With regard to the treatment of MFS and LDS, atenolol and/or losartan have shown promise in reducing aortic stiffness.2427 However, there is no consensus on when these therapies should be started in children with CTDs, especially in those with non-dilated AoR. A recent prospective randomized study showed that both atenolol and losartan reduced the rate of aortic dilatation in MFS children.28 Interestingly, these medications were more effective on improving AoR dilatation in children who started treatment at a younger age. Based on our data and the previous literature, we propose that these therapies be prescribed earlier for children with MFS or LDS even before AoR dilatation has progressed, because aortic stiffness may have already increased and contribute to medication resistance in the later stages.

Besides increased aortic stiffness, the type of CTD was an independent determinant factor of aortic dilatation in this study. We speculate that this result can be attributed to the histological characteristics of LDS, in which more severe medial elastic fiber disruption of the aortic wall leads to more rapid progression of aortic dilatation as compared with MFS.2

BP levels were similar among the groups in this study despite higher aortic stiffness in the patients’ groups. There are contradictory results on the association of BP level and aortic stiffness in MFS. Teixido-Tura et al have reported that adult MFS patients with increased aortic stiffness showed higher BP than controls,29 whereas Hirata et al have showed no significant difference in BP between MFS and controls despite higher aortic stiffness in the MFS patients.10 We speculate this discrepancy might reflect the different stages in the disruption of the medial elastic fibers. Increased aortic stiffness by disrupting elastin in the aortic wall is associated with subsequent development of hypertension.30,31 Several clinical studies have showed that increased aortic stiffness in normotensive individuals is associated with subsequent BP progression.32,33 Children with MFS or LDS who have increased aortic stiffness may develop hypertension in adulthood if the disruption of the medial elastic fibers progresses.

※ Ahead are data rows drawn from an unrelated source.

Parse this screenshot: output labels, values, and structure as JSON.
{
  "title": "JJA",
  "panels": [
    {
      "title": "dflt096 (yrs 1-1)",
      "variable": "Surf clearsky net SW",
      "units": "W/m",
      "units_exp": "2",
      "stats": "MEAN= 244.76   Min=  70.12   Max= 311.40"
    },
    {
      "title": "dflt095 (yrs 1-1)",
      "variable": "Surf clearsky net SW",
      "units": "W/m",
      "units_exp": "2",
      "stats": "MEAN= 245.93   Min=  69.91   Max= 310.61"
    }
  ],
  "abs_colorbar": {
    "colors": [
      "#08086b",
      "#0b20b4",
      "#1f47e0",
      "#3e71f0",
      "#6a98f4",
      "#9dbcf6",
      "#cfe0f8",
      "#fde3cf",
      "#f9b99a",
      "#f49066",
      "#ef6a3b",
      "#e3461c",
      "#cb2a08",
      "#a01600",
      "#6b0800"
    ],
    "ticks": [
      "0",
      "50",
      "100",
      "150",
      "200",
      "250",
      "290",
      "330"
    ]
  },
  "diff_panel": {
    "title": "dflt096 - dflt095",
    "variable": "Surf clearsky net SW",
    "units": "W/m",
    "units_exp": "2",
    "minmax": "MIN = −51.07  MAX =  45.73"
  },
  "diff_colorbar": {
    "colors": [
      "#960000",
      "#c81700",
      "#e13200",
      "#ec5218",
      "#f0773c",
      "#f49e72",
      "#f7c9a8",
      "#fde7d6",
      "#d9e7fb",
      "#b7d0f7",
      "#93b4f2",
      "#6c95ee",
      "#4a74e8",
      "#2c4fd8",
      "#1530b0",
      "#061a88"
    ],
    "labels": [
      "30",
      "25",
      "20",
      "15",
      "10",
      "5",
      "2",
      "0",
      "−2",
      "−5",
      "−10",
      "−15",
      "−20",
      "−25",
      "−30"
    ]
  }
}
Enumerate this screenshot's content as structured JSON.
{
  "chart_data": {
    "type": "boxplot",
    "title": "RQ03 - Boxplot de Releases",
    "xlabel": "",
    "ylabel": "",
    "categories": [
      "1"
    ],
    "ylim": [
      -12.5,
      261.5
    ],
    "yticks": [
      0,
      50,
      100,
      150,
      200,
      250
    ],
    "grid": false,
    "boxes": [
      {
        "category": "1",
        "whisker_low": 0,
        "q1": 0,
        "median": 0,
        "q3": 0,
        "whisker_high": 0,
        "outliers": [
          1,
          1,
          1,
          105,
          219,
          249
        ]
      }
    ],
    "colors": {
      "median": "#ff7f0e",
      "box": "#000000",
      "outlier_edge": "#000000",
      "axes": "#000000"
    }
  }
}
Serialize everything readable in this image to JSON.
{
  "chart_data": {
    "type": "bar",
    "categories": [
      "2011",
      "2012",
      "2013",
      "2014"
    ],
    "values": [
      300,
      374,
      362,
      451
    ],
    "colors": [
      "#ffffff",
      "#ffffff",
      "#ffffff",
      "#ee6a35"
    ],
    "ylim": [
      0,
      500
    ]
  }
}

Measurement of echocardiologic parameters to assess the elastic properties of the aorta, including distensibility, strain, and stiffness index, is a simple and repeatable method that can be incorporated into routine echocardiography. This noninvasive approach has been used for patients of various ages and diseases to evaluate aortic stiffness,15,18,19 and has been validated in coronary artery disease through comparisons with invasive methods.34 Although MRI is regularly used to assess aortic elasticity in CTD patients, routine testing can become expensive, time consuming, and traumatic for small children. In general, echocardiography is performed more frequently than MRI on patients with CTDs to follow aortic changes. Our current results confirmed that the measurement of aortic elasticity using echocardiography is useful and reliable in evaluating aortic impairment in children with CTDs.

Study Limitations

First, it was retrospective, cross-sectional, and included a small sample. Second, we were not blinded to the patients’ diagnoses. Third, we performed noninvasive brachial pressure measurement with a sphygmomanometer to determine aortic pressure instead of direct measurement, although this method has been well correlated for distensibility of the AAO.34

As far as we know, segmental aortic stiffness and its relation to aortic dilatation using echocardiography in children with MFS or LDS has not been described. Thus, this is the first report revealing that children with MFS or LDS with a non-dilated AoR already have decreased aortic elasticity, knowledge that may assist in the management of vascular complications in children with these CTDs.

In conclusion, the present study demonstrated that aortic stiffness as evaluated by echocardiography was increased in children afflicted by MFS or LDS, even before AoR dilatation progresses.

Financial Support Statement / Disclosure

The authors have no conflicts of interest or financial relationships relevant to this article to disclose.